Das CATS-Projekt vereint Fachwissen aus vielen unterschiedlichen Bereichen. Gemeinsam mit Neurowissenschafter:innen am ISTA (Siegert-, Novarino- und Jonas-Gruppe) arbeitete die Danzl Gruppe daran, die verschiedenen Hirngewebepräparate und funktionelle Messungen der neuronalen Aktivität miteinander zu verbinden. Um die Technologie auf menschliche Proben aus Hirnoperationen und archivierten Pathologieproben anwenden zu können, kooperierten sie mit Neurochirurg:innen und Neuropatholog:innen der Medizinischen Universität Wien. So konnten durch die von Erkrankungen des menschlichen Gehirns ausgelöste und verändertet Gewebearchitekturen analysiert werden.

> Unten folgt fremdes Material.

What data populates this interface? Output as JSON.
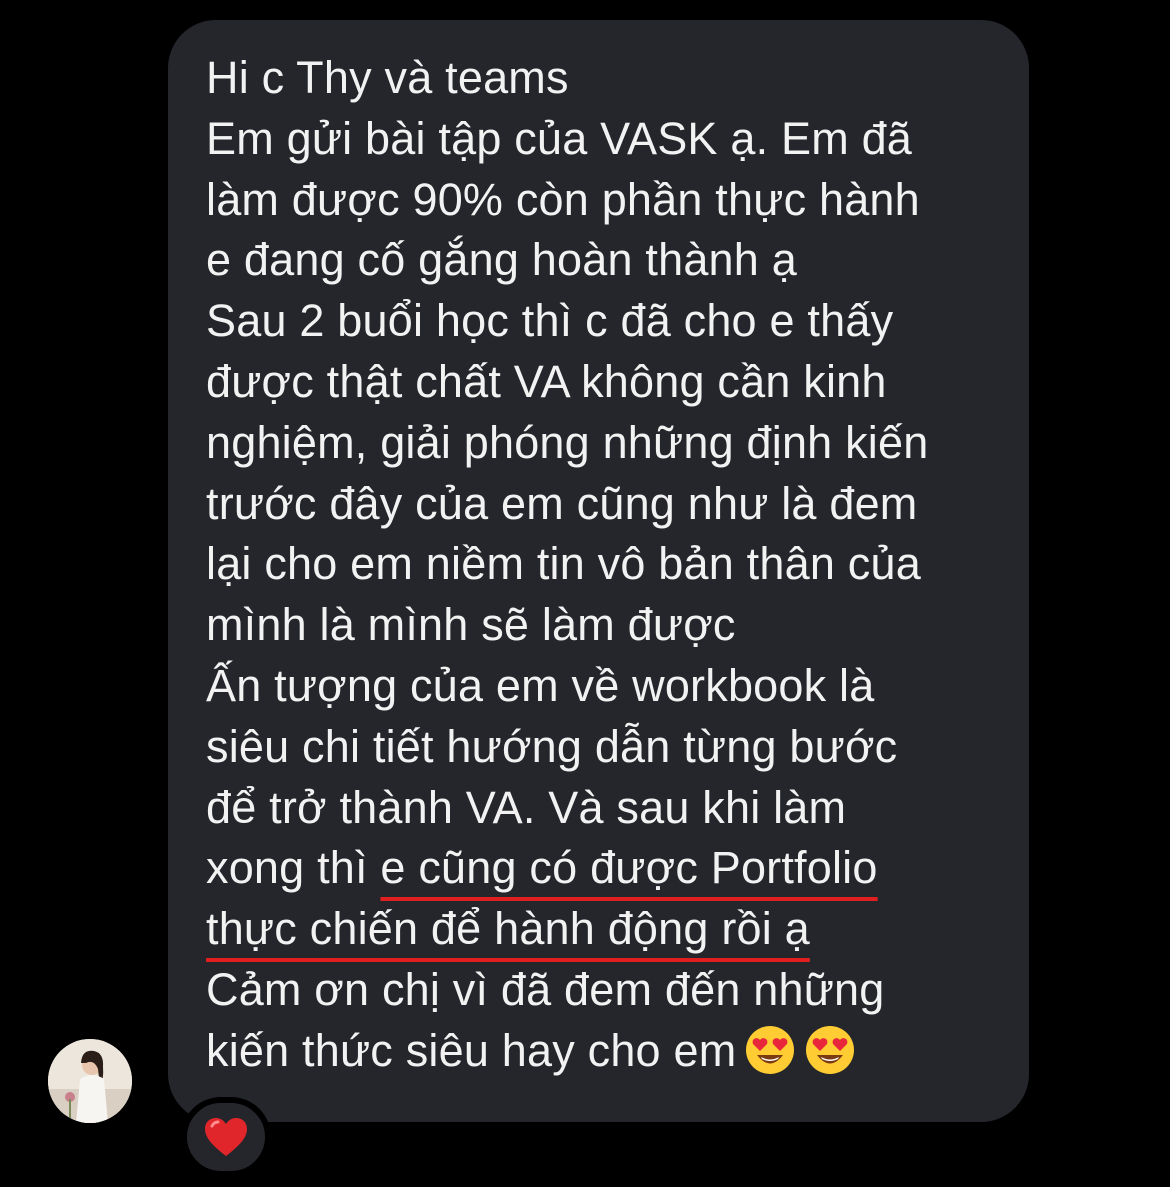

Die Erstautorin und frühere PhD-Studentin in der Danzl Gruppe, Julia Michalska, über das Projekt: „Für mich war es ein großer Ansporn, an diesem Prozess teilzunehmen. Ich bin stolz darauf, dass es uns gelungen ist, eine so hochkarätige, interdisziplinäre Forschungsgruppe für dieses Projekt zusammenzubringen und dass wir der wissenschaftlichen Gemeinschaft dieses Instrument zur Verfügung stellen konnten, welches in den kommenden Jahren hoffentlich von großem Nutzen sein wird.“

Publikation

J. M. Michalska, J. Lyudchik, P. Velicky, H. Štefaničková,  J. F. Watson, A. Cenameri,  C. Sommer, N. Amberg, A. Venturino,  K. Roessler,  T. Czech,  R. Höftberger, S. Siegert,  G. Novarino,  P. Jonas &  J. G. Danzl. 2023. Imaging brain tissue architecture across millimeter to nanometer scales. Nature Biotechnology. DOI: 10.1038/s41587-023-01911-8

Ganzer Text (open access): https://www.nature.com/articles/s41587-023-01911-8

Projektförderung:

Das Projekt wurde mit den folgenden Mitteln gefördert:

Austrian Science Fund (FWF) grant I3600-B27 (J.G.Danzl); Austrian Science Fund (FWF) grant DK W1232 (J.G.Danzl und J.M.Michalska); Austrian Science Fund (FWF) grant Z 312-B27, Wittgenstein award (P.Jonas); Austrian Science Fund (FWF) projects I4685-B, I6565-B (SYNABS) and DOC 33-B27 (R.Höftberger); Gesellschaft für Forschungsförderung NÖ (NFB) grant LSC18-022 (J.G.Danzl); European Union’s Horizon 2020 research and innovation programme, European Research Council (ERC) grant 715508 – REVERSEAUTISM (G.Novarino); European Union’s Horizon 2020 research and innovation programme, European Research Council (ERC) grant 692692 – GIANTSYN (P.Jonas); Marie Skłodowska-Curie Actions Fellowship GA no. 665385 under the EU Horizon 2020 program (J.M.Michalska und J. Lyudchik); und Marie Skłodowska-Curie Actions Individual Fellowship no. 101026635 under the EU Horizon 2020 program (J.F.Watson).

Tierversuchen

Um grundlegende Prozesse etwa in den Bereichen Neurowissenschaften, Immunologie oder Genetik besser verstehen zu können, ist der Einsatz von Tieren in der Forschung unerlässlich. Keine anderen Methoden, wie zum Beispiel in-silico-Modelle, können als Alternative dienen. Die Tiere werden gemäß der strengen in Österreich geltenden gesetzlichen Richtlinien aufgezogen, gehalten und behandelt. Alle tierexperimentellen Verfahren sind durch das Bundesministerium für Bildung, Wissenschaft und Forschung genehmigt.